A sharp wind smacked Margie’s face. As she rubbed the sore spot the wind again whispered to her. It hissed out the words, “Chaaaaaaaaaaaaaaaaance? Deceptioooooooooooooooooon. Disssssssssssssscovery?”

Margie thought more about the baby girl photo, the mystery woman, and her boys. She was still overwhelmed at the discovery of her husband’s affair and how he tried to play it off as her mistake. She knew that the revelation was not meant to come about this way. John would have tried something more deceptive. Maybe he would have found a way to introduce the two knowing his wife would go crazy talking babies with the adulteress. Maybe he would just continue to have his one night out a week and never say anything until the baby was old enough to call and look for him.  The picture being stored on the camera had to have been God’s work. But what is she supposed to do now?

Her pace picked up as she started to walk down a hill. The stroller tried to pull ahead out of her grip. She could feel her fingers slipping and it felt much like how she felt towards her marriage. Her thoughts raced as she stepped down the incline. Her strides picked up pace so she could once again feel in control of her stroller. As she progressed Margie started sobbing. Finally, as she came to a more level stretch, she cried out, “But, God, what am I to do?”

The wind seemed to have her and she felt alone without it to accompany her home. She felt comforted that this had happened for a reason. Now the deception could not continue. She had a difficult road ahead of her and the still, cool air lacked comfort. She turned around and starting pushing the stroller back up the hill. Ideas of what should be done started filling her mind. Sharing her husband intimately with another woman was a subject on which she was not willing to compromise. The time had come for her to pray for guidance and to seek the help of someone out side this triangle.

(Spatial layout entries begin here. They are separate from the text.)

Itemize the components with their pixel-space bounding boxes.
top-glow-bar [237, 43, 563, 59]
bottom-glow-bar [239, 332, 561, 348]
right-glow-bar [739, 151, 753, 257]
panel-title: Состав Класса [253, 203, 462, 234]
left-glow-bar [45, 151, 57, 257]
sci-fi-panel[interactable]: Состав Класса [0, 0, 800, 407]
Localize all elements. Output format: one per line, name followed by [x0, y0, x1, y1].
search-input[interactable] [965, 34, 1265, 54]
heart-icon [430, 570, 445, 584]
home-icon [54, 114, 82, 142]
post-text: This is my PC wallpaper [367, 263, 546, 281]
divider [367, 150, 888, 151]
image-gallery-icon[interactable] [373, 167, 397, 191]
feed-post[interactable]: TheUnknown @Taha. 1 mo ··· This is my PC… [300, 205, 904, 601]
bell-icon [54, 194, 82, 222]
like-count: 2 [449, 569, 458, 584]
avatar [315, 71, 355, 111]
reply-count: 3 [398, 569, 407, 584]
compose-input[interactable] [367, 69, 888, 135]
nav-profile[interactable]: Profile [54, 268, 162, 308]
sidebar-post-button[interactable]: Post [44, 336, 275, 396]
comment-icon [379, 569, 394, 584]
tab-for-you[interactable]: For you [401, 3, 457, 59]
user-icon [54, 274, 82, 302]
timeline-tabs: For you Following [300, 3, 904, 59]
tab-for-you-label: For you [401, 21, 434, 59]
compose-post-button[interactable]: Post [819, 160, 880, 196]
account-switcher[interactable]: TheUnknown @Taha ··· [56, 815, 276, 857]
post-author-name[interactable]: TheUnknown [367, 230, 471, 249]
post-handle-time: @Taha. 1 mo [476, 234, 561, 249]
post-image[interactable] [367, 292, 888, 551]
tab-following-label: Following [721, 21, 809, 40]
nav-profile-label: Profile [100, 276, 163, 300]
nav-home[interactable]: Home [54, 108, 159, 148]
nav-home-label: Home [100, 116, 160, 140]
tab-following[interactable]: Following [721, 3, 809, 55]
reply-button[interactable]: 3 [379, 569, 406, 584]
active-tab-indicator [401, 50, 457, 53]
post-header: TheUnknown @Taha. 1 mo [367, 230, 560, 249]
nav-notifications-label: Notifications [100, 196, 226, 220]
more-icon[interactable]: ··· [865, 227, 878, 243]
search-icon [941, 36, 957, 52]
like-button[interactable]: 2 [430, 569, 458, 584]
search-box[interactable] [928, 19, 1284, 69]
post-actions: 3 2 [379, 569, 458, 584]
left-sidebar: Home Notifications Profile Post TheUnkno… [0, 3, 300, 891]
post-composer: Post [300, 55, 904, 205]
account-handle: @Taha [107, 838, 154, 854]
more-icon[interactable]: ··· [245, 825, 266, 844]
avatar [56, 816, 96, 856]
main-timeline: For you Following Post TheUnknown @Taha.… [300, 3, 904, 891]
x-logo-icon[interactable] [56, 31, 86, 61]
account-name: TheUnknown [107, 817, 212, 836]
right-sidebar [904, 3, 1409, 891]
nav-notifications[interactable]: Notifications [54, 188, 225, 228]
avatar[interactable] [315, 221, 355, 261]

It seemed like it took such a short time to make this morning walk, as she approached her home, the lights were on and she could hear the older boys arguing for the television remote. The minivan sat in front of the house idling, exhaust steam billowed up by the only bumper sticker that was placed on it. It had used to say “Trust God”, but now the text was fading and the edges were peeling. She thought about how much those words once meant to her. She stepped up to the door and a soft breeze tossed her hair into her eyes, she felt uneasy as she opened the front door. At that moment her confidence at the bottom of the hill was waning and she started to doubt what she heard in the wind. But now her faith was wavering with the recent discovery. “Trust God,” she said as she pulled Adam out of the stroller. “I wish I could fully trust God, but I fear that this is the hardest trial to over come.”